Fig. 3: Sex-specific and pregnancy-specific cell type contributions to cfDNA. | Nature Communications

Fig. 3: Sex-specific and pregnancy-specific cell type contributions to cfDNA.

From: Cell type signatures in cell-free DNA fragmentation profiles reveal disease biology

Fig. 3

A Endothelial cell rank distribution grouped by tissue is plotted for healthy non-pregnant control samples. B Cell type rank log2 fold change (FC) between healthy males and healthy non-pregnant females is visualized for sex-specific tissues (i.e., prostate and uterus). Cell types were either significantly higher in males (green), significantly higher in females (purple) or not significant (gray). P-values were generated using a two-sided Wilcoxon rank-sum test and considered significant if the corrected Benjamini & Hochberg (BH) p-value ≤ 0.05. C Rank log2 FC between healthy non-pregnant and healthy pregnant individuals is plotted for each tissue. Cell types per tissue were either significantly higher in pregnant individuals (green), significantly higher in non-pregnant individuals (purple) or exhibited no significant difference (gray).
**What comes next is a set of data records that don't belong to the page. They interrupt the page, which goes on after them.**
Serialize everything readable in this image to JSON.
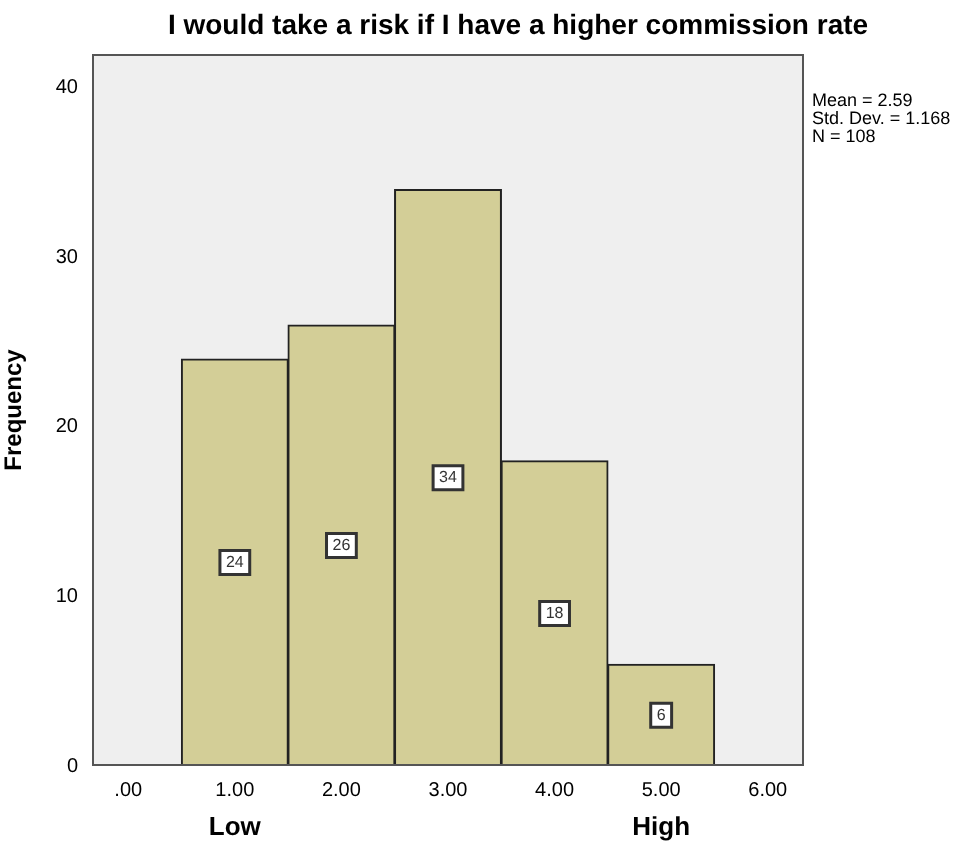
{
  "chart_data": {
    "type": "histogram",
    "title": "I would take a risk if I have a higher commission rate",
    "ylabel": "Frequency",
    "bins": [
      0.5,
      1.5,
      2.5,
      3.5,
      4.5,
      5.5
    ],
    "values": [
      24,
      26,
      34,
      18,
      6
    ],
    "color": "#d3ce97",
    "xlim": [
      -0.34,
      6.34
    ],
    "xticks": [
      {
        "value": 0,
        "label": ".00"
      },
      {
        "value": 1,
        "label": "1.00"
      },
      {
        "value": 2,
        "label": "2.00"
      },
      {
        "value": 3,
        "label": "3.00"
      },
      {
        "value": 4,
        "label": "4.00"
      },
      {
        "value": 5,
        "label": "5.00"
      },
      {
        "value": 6,
        "label": "6.00"
      }
    ],
    "ylim": [
      0,
      42
    ],
    "yticks": [
      0,
      10,
      20,
      30,
      40
    ],
    "grid": false,
    "legend": false,
    "data_labels": true,
    "annotations": [
      "Mean = 2.59",
      "Std. Dev. = 1.168",
      "N = 108",
      "Low",
      "High"
    ]
  }
}
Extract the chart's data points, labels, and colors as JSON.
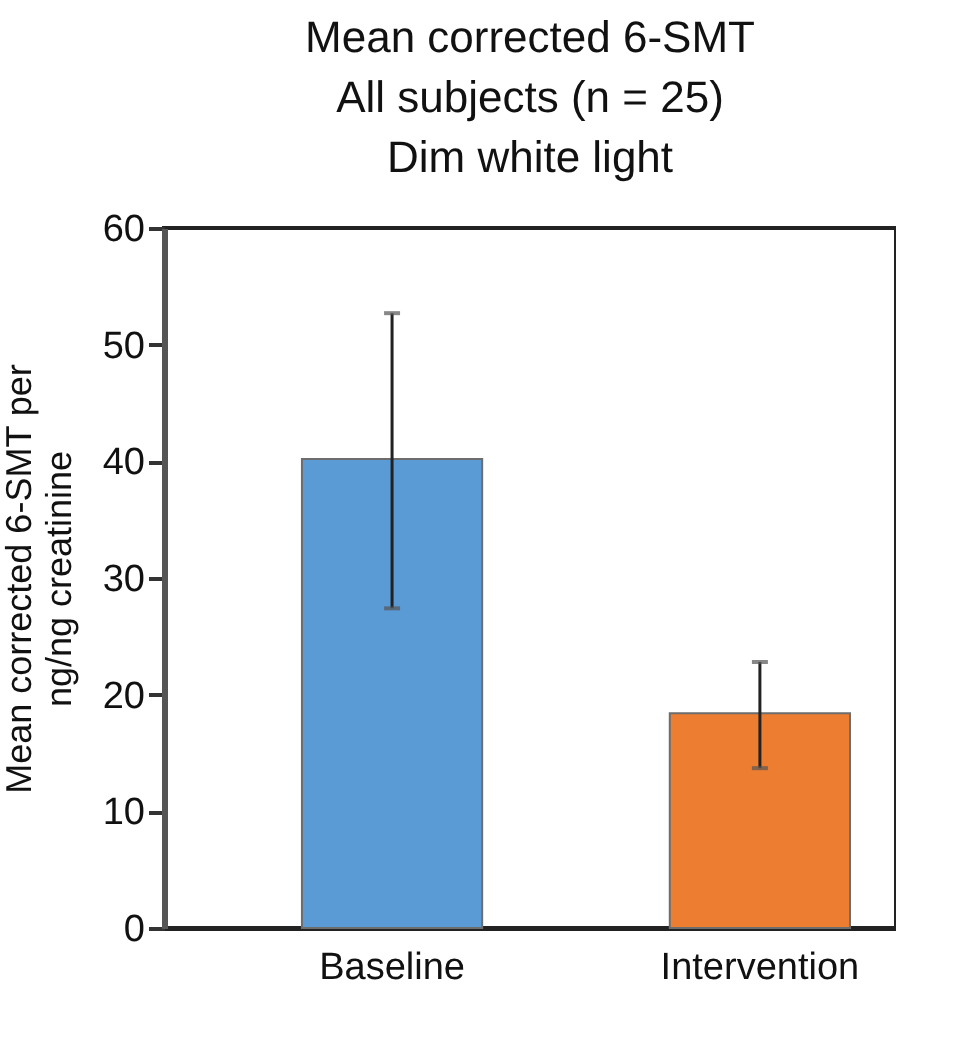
{
  "chart_data": {
    "type": "bar",
    "title": "Mean corrected 6-SMT\nAll subjects (n = 25)\nDim white light",
    "ylabel": "Mean corrected 6-SMT per\nng/ng creatinine",
    "categories": [
      "Baseline",
      "Intervention"
    ],
    "values": [
      40.2,
      18.4
    ],
    "colors": [
      "#5b9bd5",
      "#ed7d31"
    ],
    "errors": [
      [
        27.4,
        52.7
      ],
      [
        13.7,
        22.8
      ]
    ],
    "ylim": [
      0,
      60
    ],
    "yticks": [
      0,
      10,
      20,
      30,
      40,
      50,
      60
    ],
    "grid": false,
    "legend": false
  }
}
D Rank correlations for healthy pregnant control sample “GC02” are shown for liver endothelial cells and extravillous cytotrophoblasts (EVTs) when down-sampled from 35-fold sequence coverage. E Trophoblast cell rank distribution grouped by sub-type is plotted for healthy pregnant control samples (n = 331). Boxplots indicate median, interquartile range (IQR), and whiskers for 1.5× IQR. F The mean EVT rank with a standard deviation error bar is shown across healthy pregnant controls (n = 331) sampled at different gestational ages (wks weeks), VCT villous cytotrophoblast, SCT syncytiotrophoblast, p proliferative, preg pregnant, NK natural killer, EC endothelial cell, β beta, α alpha. Source data are provided as a Source Data file.